People, especially those who rely on voice access to information, may now access information more easily because to developments in machine learning and speech recognition technologies. However, one major obstacle to creating high-quality machine-learning models is the absence of labeled data for many languages.
The Meta-led Massively Multilingual Speech (MMS) project has addressed this issue by enhancing the performance of speech recognition and synthesis models and broadening language coverage.
Over 1,100 languages are now supported by existing speech recognition models, an astonishing achievement of the MMS project, which combined self-supervised learning techniques with a wide dataset of religious readings.
Overcoming Linguistic Obstacles
Religious books, like the Bible, which have been translated into many languages, were used by the MMS project to solve the lack of tagged data for the majority of languages.
The translations made the audio recordings of readers of the texts available to the public, which made it possible to compile a dataset of New Testament readings in more than 1,100 languages.
The initiative increased the number of languages it could recognize to almost 4,000 by adding unlabeled recordings of readings from other religions.
The models fared equally well for male and female voices, despite the dataset’s narrow focus and preponderance of male speakers.
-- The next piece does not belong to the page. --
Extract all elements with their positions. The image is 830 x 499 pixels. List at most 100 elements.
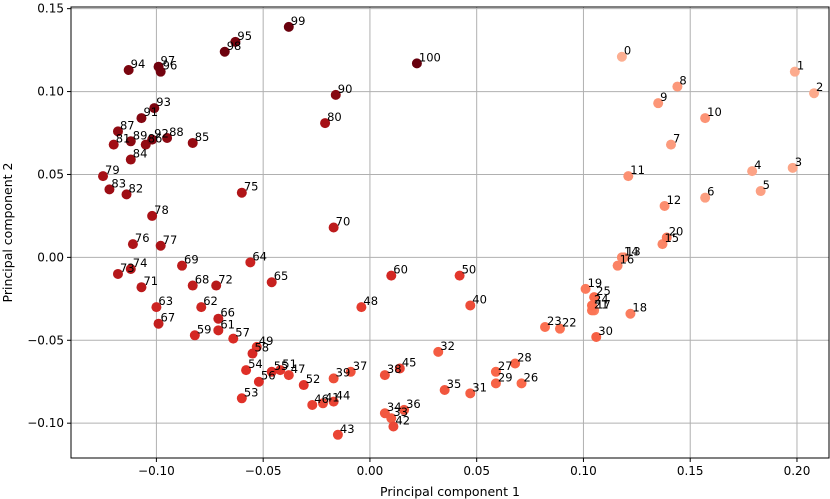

Meta adds that there was no introduction of religious bias.
Overcoming Obstacles With Self-Supervised Education
It is insufficient to train traditional supervised speech recognition models with only 32 hours of data per language.
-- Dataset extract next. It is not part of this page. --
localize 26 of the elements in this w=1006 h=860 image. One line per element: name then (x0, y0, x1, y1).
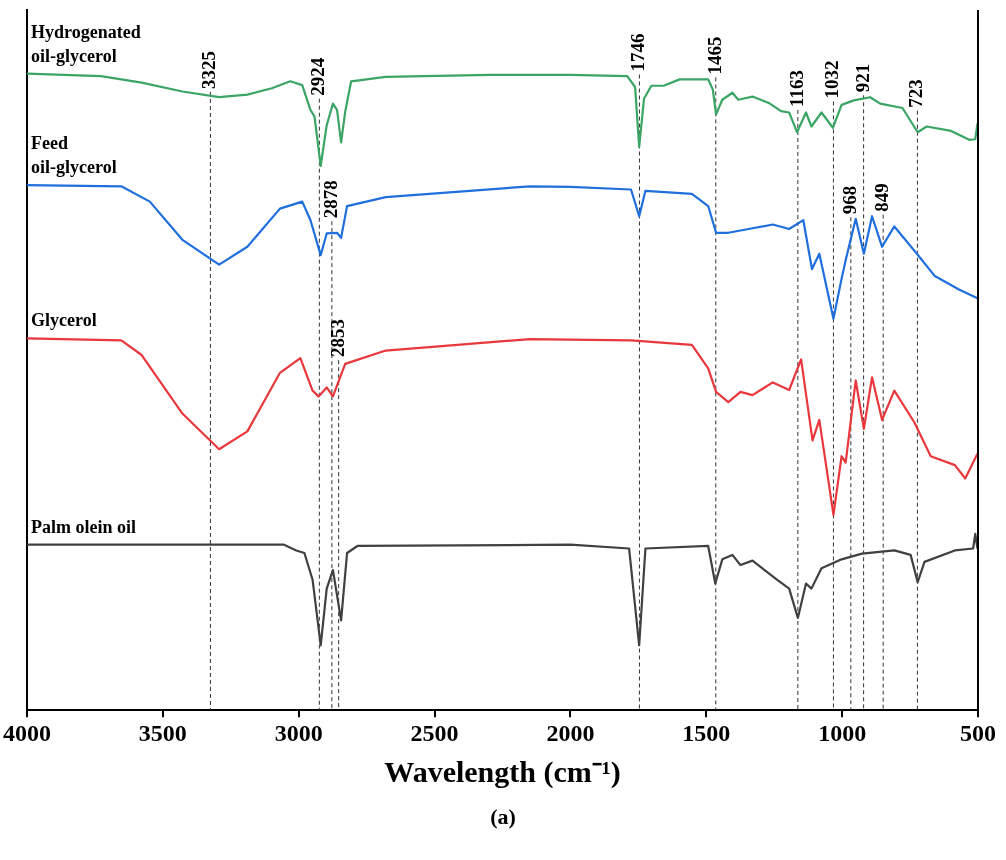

The MMS project made use of the advantages of the wav2vec 2.0 self-supervised speech representation learning technique to get over this restriction.
The research greatly decreased the dependency on labeled data by using almost 500,000 hours of speech data in 1,400 different languages to train self-supervised models.
The final models were then adjusted for certain speech tasks, like language identification and multilingual speech recognition.
Remarkable outcomes were found when the models trained on the MMS data were evaluated. The MMS models covered 11 times more languages and had a word mistake rate that was half that of OpenAI’s Whisper in comparison.
In addition, the MMS project developed text-to-speech systems for more than 1,100 languages with success. Notwithstanding the constraint of possessing a limited number of distinct speakers for numerous languages, the speech produced by these systems demonstrated exceptional quality.
Even while the MMS models have shown encouraging results, it is important to recognize that they are not flawless. Words that are inappropriate or erroneous could be the consequence of transcribing errors or misinterpretations made by the speech-to-text technology. To reduce these dangers, the MMS project places a strong emphasis on cooperation within the AI community.